Publishers now get paid when AI systems fetch or ground their content in real time, and Reddit anticipated this second wave of usage-based pricing. Reddit is discussing with Google and OpenAI a future deal structure that could enable dynamic pricing, where the platform earns more as its data becomes more valuable to AI-generated answers. Reddit CEO Steve Huffman said during a July 2025 earnings call that "every variable has changed since we signed those first deals" and that the company's corpus is "bigger" and "more essential," putting it in a strong position to renegotiate.
Meanwhile, revenue-sharing models are on the rise, according to Yulia Petrossian Boyle, founder of YPB Global, who noted that publishers earn a portion of subscription revenue or performance-based compensation. ProRata, an AI search startup, pays 50% of all revenues from its Gist.AI product to publishers, according to AI Watch.dog.
Personal data: Valuable in theory, cheap in practice
The deals above involve institutions. For individuals, the economics remain lopsided.
Vana, a startup spun out of MIT, has attracted more than a million users who contribute personal data across various pools, with typical individual payouts still small at roughly a few dollars, Vana told Axios. Vana CEO Anna Kazlauskas has acknowledged the scale problem: "My data on its own isn't that valuable, but a data pool with tens of thousands or millions of people is really valuable," she said in an MIT News profile.
"A lot of the fear around AI comes from the lack of proper attribution and economics," Kazlauskas told Quartz. "If you teach AI how to do your job, you should actually own that AI model."
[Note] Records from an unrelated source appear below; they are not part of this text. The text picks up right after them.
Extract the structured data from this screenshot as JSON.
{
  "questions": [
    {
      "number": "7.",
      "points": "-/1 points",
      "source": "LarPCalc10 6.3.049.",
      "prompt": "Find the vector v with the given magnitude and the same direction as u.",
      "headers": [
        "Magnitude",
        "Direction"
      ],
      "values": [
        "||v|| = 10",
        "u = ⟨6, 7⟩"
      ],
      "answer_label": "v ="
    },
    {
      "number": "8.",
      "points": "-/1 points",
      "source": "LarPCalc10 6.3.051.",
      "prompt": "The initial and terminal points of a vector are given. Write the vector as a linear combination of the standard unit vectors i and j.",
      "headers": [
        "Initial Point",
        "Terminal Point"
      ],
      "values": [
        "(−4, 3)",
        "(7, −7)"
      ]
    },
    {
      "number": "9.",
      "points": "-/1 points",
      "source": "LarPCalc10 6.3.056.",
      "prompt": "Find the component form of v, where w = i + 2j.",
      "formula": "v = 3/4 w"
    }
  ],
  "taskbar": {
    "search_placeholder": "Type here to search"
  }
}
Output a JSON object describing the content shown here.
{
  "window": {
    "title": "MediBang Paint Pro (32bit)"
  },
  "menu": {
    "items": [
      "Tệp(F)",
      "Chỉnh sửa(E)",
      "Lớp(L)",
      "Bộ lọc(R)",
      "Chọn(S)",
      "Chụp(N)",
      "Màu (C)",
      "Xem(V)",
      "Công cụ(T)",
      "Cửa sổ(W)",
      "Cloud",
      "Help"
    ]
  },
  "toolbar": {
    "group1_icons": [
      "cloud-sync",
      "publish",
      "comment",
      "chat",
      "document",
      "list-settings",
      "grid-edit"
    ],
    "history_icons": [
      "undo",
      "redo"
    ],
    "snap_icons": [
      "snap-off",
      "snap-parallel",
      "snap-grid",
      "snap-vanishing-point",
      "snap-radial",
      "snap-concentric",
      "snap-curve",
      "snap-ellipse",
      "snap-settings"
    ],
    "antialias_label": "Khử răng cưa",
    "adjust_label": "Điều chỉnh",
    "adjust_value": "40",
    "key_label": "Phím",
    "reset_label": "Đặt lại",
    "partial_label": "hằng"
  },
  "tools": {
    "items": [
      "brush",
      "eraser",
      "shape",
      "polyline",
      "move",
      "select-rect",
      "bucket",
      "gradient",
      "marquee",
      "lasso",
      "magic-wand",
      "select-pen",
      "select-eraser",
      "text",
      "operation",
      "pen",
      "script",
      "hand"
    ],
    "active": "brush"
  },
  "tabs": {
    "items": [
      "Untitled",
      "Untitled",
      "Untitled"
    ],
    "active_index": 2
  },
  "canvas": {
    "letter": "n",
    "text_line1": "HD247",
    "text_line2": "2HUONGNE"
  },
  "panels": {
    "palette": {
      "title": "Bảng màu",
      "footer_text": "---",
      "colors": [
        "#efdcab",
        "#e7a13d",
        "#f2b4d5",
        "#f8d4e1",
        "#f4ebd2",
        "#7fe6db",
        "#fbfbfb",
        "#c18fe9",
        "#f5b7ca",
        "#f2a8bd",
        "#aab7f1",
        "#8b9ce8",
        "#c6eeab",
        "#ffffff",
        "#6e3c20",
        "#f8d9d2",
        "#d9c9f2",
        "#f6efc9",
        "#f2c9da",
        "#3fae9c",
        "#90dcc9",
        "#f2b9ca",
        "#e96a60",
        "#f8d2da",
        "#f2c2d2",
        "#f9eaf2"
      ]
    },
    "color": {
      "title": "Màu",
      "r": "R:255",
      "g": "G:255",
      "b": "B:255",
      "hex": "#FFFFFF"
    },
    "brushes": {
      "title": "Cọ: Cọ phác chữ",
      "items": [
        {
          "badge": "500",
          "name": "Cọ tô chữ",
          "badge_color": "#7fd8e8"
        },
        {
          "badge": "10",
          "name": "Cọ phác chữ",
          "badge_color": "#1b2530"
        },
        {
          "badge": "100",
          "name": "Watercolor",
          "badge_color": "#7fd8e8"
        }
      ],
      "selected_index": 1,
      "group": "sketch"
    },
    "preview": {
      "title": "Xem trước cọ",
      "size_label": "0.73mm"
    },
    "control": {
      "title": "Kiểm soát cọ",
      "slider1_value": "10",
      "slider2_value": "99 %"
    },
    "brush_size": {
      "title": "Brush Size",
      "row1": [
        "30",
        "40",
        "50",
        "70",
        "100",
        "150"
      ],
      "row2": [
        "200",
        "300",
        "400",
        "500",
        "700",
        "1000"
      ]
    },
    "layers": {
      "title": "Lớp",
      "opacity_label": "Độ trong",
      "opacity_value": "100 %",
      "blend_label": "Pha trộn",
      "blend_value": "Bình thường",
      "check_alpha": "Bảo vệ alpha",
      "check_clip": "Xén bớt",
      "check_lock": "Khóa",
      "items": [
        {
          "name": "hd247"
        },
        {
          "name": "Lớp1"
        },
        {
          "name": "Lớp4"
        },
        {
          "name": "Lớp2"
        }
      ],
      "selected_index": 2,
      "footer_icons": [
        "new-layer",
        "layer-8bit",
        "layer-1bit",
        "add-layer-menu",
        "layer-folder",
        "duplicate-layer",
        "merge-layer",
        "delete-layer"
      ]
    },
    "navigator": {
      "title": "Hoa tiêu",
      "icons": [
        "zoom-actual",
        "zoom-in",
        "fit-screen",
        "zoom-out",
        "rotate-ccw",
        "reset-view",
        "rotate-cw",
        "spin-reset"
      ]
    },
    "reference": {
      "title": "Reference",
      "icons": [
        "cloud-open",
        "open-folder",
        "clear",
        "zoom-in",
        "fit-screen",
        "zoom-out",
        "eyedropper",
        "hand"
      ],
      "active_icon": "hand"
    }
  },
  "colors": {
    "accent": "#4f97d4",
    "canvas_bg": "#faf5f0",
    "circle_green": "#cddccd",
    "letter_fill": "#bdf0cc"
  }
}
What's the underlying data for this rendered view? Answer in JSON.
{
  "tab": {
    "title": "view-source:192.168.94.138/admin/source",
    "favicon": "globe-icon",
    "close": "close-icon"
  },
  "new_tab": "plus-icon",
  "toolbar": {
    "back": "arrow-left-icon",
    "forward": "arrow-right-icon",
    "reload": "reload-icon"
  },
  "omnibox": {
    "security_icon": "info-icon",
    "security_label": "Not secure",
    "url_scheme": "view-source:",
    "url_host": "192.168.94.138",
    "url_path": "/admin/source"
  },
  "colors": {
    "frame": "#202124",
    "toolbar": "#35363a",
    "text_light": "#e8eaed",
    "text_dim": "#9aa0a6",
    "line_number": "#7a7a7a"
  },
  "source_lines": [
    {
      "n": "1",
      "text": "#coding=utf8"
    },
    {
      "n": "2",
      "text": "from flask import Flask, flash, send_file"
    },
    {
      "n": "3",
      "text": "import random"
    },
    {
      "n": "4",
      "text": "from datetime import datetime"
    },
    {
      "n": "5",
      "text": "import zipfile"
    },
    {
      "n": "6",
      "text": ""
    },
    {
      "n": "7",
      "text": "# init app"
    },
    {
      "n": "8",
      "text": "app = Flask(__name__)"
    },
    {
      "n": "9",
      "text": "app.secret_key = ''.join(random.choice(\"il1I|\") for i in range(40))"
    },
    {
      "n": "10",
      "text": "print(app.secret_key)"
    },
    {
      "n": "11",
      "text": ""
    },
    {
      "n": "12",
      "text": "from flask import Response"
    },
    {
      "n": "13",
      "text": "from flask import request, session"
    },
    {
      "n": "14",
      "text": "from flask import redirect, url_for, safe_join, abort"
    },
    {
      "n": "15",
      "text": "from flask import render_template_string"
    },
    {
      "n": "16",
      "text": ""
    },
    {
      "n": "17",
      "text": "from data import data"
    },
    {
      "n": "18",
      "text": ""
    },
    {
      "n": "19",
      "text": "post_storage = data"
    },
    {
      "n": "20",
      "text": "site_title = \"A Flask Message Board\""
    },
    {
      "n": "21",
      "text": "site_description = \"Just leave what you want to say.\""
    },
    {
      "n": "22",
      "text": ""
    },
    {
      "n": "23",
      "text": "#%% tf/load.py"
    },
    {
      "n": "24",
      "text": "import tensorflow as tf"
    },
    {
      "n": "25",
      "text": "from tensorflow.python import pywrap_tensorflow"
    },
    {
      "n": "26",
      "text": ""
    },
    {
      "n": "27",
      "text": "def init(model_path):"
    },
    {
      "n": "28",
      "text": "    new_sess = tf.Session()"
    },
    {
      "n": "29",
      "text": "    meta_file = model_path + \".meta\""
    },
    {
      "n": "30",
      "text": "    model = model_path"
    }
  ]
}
The gap between institutional and individual compensation reflects a structural asymmetry. News Corp can negotiate from a position of legal leverage, archives, and editorial infrastructure. An individual's Spotify $SPOT listening history or Instagram engagement data has no comparable bargaining power unless pooled.
The approaching scarcity
These prices reflect a market under pressure. Epoch AI, a research organization that tracks AI scaling constraints, projects with 80% confidence that the stock of publicly available human-generated data will be fully utilized between 2026 and 2032, according to its published research. The indexed web contains about 500 trillion words of unique text, with a projected 50% increase by 2030. That sounds large, but frontier models consume data faster than the internet produces it.
The scarcity extends beyond volume. As AI systems move into robotics, augmented reality, and health care, they need data types that were never on the public internet. Drone imagery, fitness tracker logs, and enterprise telemetry sit behind walls of ownership, consent, and technical formatting.
Publishers signing deals in 2023 and 2024 were pricing an asset with no established market against a buyer with far better information about how much it needed them. That information gap is narrowing. Prices are rising. And the sellers, for the first time, know what they have.